All ACA-compliant plans must limit out-of-pocket costs to $9,450 for individuals and $18,900 for a family in 2024 for services that are considered part of the essential health benefits and that are obtained in-network. There are a few possible explanations for why you are getting billed for something that puts you above the limit.
First, if you obtained an item or service not considered part of the essential health benefits, or received care out-of-network, your health plan is not required to apply those costs towards the limit on your out-of-pocket costs. Plans can also exclude non-covered services. Additionally, your deductible and out-of-pocket limit re-set every year, so if you received services that extended into a new plan year (e.g., from December into January), you will be responsible for charges incurred in that new plan year.
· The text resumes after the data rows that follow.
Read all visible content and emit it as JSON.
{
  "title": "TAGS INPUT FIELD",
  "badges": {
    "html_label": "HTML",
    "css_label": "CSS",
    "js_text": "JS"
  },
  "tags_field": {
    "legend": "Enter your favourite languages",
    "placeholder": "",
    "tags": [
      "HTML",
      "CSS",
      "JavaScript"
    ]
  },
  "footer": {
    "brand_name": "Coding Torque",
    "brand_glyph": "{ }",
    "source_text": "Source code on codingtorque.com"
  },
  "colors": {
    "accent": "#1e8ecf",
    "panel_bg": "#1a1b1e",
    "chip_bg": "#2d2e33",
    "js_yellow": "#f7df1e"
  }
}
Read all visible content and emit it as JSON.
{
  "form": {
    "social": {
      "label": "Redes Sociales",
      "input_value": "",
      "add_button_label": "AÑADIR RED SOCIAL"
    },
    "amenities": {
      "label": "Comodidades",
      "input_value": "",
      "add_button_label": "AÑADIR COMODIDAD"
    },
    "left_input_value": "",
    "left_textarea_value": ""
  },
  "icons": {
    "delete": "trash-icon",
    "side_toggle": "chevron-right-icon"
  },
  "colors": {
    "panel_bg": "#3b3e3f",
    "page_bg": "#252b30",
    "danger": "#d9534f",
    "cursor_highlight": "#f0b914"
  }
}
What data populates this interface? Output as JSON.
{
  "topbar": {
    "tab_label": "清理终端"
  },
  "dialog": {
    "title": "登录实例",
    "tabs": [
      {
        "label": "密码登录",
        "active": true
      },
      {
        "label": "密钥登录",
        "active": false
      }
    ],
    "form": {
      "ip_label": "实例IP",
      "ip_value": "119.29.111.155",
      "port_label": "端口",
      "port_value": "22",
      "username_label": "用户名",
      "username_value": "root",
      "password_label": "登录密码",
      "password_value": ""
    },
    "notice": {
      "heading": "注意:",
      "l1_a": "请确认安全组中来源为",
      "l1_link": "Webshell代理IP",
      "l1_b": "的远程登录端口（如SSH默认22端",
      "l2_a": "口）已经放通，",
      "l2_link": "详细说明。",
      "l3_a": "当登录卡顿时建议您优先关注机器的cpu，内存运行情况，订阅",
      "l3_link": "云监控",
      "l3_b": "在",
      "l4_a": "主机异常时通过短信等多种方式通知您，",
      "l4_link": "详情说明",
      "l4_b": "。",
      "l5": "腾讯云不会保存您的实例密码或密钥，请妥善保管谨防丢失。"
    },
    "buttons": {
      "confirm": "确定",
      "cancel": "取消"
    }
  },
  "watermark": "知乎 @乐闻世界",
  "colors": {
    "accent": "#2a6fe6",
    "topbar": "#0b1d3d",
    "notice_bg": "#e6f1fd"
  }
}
Second, it’s possible that your plan is grandfathered/grandmothered; short-term, limited duration insurance; membership through a health care sharing ministry; or another form of alternative coverage doesn’t have to comply with this rule. See the Alternative Coverage section for more information on types of coverage that do not have to comply with Affordable Care Act protections.
Finally, if your plan has separately administered benefits, for example, for prescription drug coverage, it can have separate out-of-pocket limits, but the total of all caps combined cannot be more than $9,450 for an individual or $18,900 for a family in 2024. Check the details of your plan to see how the out-of-pocket limit is applied in your coverage. Your Summary of Benefits and Coverage will provide that information.
If none of these circumstances apply and you believe you are being improperly billed beyond your out-of-pocket maximum, contact your state insurance department.
(45 C.F.R. § 147.140; CMS, Premium Adjustment Percentage, Maximum Annual Limitation on Cost Sharing, Reduced Maximum Annual Limitation on Cost Sharing, and Required Contribution Percentage for the 2024 Benefit Year, Dec. 12, 2022.)